In general, spontaneous evolution of skin necrosis with debridement, wound dressing and antibiotics if infection exists leads to healing by secondary intention. Skin grafting may be needed in cases with significant skin loss [33]. Hyperbaric oxygenation as an adjuvant therapy has been proposed to accelerate the healing process [34]. Negative Pressure Wound Therapy (NPWT) has also been found to stimulate wound neo­vascularization and collagen deposition in animal models [35]. However, there is no supporting evidence regarding acute operative wounds and no benefit has been described for NPWT when used in areas that have been closed by primary in­tention [36].

 

This combined approach offers safe and effective simultaneous fascial closure along with contour restoration, reduces the need for multiple hospital admissions and anesthesia exposure, shortens the recovery time and decreases overall health care costs.

 

Safety is operationalized as the absence of major adverse events (e.g., Clavien-Dindo grade IV complications like reoperation for infection or mesh erosion) within 30 days postoperatively, with minor events (grades I-II, such as seroma or superficial wound issues) also tracked. Effectiveness is defined as successful hernia repair, confirmed by clinical exam and imaging at 6-12 months, with no recurrence and restored abdominal wall integrity (e.g., via CT or ultrasound).

 

While patient-reported outcomes like satisfaction and quality of life are important in aesthetic surgery, our study's primary focus is on the technical feasibility, safety and objective clinical metrics of the combined procedure. We prioritized essential, quantifiable endpoints to guide surgical innovation in large ventral hernia cases.

CONCLUSIONS

Hernio-abdominoplasty with component separation is an effective technique for repair of large ventral hernias with accepted safety profile, especially in females with abdominal wall laxity.
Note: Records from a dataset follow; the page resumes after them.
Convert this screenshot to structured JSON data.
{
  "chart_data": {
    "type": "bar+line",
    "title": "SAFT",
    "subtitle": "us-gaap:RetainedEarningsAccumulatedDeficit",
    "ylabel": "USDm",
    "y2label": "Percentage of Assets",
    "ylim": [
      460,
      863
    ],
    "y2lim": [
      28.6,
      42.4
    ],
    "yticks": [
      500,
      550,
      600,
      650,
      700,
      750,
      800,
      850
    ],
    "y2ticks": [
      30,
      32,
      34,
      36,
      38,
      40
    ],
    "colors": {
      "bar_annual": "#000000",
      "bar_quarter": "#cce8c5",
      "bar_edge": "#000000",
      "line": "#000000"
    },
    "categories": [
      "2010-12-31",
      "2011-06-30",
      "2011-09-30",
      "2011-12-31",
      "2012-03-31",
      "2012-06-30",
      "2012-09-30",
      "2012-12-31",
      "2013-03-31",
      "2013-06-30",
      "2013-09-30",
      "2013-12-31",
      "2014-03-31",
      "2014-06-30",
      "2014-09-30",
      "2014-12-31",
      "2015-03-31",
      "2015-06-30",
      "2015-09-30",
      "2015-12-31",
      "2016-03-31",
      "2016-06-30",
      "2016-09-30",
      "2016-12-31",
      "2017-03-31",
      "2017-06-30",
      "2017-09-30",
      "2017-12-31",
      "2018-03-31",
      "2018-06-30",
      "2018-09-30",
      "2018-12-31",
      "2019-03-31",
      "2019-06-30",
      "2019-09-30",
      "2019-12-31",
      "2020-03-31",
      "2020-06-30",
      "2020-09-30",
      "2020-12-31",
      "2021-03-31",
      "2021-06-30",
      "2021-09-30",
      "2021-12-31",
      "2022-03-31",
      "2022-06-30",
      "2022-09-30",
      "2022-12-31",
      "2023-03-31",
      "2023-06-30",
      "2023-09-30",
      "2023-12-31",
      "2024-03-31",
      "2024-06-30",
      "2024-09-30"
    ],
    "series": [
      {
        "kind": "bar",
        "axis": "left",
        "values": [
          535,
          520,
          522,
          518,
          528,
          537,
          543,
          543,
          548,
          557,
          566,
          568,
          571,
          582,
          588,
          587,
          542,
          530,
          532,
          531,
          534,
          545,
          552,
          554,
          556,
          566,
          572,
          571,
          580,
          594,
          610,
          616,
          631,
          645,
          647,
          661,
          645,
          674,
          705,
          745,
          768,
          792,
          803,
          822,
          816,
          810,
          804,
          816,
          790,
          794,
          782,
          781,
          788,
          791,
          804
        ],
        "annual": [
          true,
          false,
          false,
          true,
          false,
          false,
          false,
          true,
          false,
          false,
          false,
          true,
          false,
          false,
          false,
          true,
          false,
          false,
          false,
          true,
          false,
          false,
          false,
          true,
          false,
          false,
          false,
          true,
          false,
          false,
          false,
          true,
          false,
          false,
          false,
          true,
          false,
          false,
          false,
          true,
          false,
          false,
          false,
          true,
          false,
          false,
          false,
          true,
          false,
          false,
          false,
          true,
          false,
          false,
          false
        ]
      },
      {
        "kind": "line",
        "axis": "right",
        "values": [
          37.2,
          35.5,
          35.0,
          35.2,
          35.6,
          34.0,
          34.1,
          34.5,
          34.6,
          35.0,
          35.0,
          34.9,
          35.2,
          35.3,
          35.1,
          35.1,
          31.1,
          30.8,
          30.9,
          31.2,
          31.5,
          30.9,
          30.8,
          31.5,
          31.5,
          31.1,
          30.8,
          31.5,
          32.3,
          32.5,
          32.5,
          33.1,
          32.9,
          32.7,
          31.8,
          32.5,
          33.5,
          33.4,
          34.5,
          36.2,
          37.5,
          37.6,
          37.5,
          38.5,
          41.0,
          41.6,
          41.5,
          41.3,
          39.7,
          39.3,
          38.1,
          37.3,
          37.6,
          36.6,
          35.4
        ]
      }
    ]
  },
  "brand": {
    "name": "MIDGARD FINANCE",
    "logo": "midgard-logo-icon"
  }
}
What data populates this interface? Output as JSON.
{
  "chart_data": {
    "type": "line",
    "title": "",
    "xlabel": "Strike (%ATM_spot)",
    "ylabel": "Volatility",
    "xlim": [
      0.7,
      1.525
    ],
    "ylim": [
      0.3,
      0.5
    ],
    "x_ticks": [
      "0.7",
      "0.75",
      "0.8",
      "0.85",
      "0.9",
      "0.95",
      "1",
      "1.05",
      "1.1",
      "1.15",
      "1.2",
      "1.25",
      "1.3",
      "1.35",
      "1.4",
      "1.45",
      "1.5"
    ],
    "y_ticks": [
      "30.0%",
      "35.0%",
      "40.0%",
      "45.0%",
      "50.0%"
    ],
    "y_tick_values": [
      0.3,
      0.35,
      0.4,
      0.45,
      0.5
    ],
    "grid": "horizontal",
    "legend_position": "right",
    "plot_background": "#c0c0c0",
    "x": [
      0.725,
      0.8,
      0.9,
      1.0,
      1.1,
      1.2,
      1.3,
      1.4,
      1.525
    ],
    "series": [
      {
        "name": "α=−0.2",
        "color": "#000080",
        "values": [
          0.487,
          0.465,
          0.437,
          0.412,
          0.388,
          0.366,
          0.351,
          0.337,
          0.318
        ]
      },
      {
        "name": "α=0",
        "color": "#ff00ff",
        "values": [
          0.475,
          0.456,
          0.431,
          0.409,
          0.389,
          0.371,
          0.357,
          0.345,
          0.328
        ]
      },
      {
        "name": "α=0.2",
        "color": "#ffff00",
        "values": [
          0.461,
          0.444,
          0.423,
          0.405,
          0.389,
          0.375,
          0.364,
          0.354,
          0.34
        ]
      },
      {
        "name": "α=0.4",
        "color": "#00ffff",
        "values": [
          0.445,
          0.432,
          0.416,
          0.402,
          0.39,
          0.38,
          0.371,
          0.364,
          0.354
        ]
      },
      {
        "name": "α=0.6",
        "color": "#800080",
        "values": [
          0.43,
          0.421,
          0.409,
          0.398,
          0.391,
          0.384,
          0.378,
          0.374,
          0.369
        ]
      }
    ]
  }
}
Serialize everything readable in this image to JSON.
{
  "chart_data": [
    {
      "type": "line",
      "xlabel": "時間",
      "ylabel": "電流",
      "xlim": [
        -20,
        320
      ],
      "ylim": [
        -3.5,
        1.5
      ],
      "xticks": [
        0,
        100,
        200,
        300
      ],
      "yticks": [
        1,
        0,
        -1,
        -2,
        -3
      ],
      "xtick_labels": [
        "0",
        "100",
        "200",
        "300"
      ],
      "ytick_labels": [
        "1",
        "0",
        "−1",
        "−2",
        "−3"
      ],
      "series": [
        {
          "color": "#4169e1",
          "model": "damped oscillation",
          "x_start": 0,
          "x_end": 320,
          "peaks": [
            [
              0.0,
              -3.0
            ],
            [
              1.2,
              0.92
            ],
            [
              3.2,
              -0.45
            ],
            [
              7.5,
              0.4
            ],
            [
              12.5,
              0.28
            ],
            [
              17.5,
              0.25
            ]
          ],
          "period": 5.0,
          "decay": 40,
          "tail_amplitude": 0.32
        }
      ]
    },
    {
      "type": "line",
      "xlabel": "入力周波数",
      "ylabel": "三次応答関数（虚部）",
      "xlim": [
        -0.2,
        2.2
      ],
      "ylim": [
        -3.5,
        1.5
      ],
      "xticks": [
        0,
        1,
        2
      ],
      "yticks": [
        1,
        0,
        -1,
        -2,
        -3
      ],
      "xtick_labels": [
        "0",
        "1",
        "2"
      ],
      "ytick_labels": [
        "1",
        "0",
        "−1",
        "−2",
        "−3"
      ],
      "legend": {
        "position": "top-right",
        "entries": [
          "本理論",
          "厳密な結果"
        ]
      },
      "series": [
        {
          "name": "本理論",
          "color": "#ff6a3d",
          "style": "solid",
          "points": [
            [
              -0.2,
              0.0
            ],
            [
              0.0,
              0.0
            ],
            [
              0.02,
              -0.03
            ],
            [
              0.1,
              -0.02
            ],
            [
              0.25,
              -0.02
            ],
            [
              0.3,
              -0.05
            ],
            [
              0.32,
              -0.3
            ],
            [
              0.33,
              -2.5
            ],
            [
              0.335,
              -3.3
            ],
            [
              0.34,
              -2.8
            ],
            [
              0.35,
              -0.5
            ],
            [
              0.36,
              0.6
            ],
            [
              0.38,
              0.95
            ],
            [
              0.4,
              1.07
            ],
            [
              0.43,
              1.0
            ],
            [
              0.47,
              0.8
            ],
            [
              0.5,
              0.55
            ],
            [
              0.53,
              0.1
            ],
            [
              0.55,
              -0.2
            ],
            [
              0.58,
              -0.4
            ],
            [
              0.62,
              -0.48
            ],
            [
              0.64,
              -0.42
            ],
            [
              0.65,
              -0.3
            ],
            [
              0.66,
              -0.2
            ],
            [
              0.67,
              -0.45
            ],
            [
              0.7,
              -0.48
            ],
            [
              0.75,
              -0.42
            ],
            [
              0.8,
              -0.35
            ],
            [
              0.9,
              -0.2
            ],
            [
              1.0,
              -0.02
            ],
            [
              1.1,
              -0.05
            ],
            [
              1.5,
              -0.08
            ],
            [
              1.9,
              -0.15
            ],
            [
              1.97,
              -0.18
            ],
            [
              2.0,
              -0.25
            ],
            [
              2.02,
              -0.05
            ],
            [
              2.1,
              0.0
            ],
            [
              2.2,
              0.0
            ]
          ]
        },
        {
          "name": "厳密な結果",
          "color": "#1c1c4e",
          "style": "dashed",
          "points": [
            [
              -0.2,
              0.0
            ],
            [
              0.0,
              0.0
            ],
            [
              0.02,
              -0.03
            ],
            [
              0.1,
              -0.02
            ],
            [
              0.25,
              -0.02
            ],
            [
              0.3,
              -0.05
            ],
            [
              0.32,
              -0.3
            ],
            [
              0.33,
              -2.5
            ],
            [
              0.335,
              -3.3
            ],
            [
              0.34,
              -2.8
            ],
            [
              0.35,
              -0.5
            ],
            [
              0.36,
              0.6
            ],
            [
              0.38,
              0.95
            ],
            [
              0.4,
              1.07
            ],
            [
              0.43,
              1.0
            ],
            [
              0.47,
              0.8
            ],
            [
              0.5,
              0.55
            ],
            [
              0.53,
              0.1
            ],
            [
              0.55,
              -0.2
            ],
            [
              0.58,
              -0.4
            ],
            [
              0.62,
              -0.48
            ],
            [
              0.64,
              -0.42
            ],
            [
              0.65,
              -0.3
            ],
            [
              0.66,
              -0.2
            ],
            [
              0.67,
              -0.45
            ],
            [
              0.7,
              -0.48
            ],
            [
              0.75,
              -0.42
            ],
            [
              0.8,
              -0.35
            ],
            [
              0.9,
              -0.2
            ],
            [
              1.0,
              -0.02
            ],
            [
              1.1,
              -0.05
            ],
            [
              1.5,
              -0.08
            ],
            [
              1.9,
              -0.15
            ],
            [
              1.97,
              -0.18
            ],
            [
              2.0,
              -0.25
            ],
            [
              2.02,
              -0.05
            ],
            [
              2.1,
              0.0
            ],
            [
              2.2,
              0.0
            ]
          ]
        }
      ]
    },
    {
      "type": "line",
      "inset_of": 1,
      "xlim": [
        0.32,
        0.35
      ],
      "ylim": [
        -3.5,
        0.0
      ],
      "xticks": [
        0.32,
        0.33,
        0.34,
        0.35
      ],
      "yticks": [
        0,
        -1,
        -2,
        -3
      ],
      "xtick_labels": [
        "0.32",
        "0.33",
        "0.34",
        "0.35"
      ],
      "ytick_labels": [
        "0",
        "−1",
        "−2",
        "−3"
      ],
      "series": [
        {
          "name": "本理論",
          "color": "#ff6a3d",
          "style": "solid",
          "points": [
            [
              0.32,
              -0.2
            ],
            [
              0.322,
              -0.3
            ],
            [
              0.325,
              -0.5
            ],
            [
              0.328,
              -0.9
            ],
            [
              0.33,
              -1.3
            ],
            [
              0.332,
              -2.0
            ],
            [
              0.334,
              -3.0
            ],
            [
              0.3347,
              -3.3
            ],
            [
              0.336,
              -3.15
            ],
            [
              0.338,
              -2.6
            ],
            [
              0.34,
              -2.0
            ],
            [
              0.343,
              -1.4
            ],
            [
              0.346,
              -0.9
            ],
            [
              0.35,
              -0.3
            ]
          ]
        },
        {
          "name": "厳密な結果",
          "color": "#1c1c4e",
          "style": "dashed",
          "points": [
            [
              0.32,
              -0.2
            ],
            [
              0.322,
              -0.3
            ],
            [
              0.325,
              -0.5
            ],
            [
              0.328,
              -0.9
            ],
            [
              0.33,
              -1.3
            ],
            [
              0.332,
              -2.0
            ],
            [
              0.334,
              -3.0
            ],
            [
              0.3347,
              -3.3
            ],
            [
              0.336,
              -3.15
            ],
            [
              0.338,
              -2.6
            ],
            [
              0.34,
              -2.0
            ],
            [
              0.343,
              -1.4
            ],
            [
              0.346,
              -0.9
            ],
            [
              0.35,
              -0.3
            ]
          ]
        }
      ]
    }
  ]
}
Due to low recurrence and acceptable wound complication rates, we recommend the use of this combined approach in selected patients with ventral hernia (i.e., large defect of 5-10 cm with abdominal wall laxity/diastasis especially in multiparous females, BMI less than 35 kg/m2 and optimized comorbidities as controlled diabetes mellitus). Further studies with larger sample sizes and prolonged follow-up are needed to verify long-term outcomes.

 

Limitations and Points of Strength

While our study has certain limitations, such as the small sample size (20 patients), absence of a control group for direct comparison and relatively short follow-up period (12 months), it also has several strengths. The prospective design of the study minimizes recall bias, strict inclusion and exclusion criteria ensure a well-defined patient population and enhance reliability of results. The use of combined clinical, ultrasound and CT-based measurements provides precise hernia defect assessment.

 

We acknowledge that our sample of 20 patients limits statistical power for rare events. However, this size is appropriate for an initial prospective evaluation of a combined technique in a specific patient subgroup (large VHs with aesthetic needs) yielding consistent outcomes (e.g., 100% tension-free closure, 0% recurrence at 1 year).

 

While we recognize that late recurrence can occur, a 12-month follow-up remains consistent for early outcomes after surgery.

 

Conflicts of Interest

Authors declare that they have no conflict of interest.

 

Ethical Approval

All patients signed informed written consent for the use of their data and photographs. They accepted and were aware about the treatment they will receive after approval of the institutional board of ethics (approval number: MUFMIRB 824:6:2023).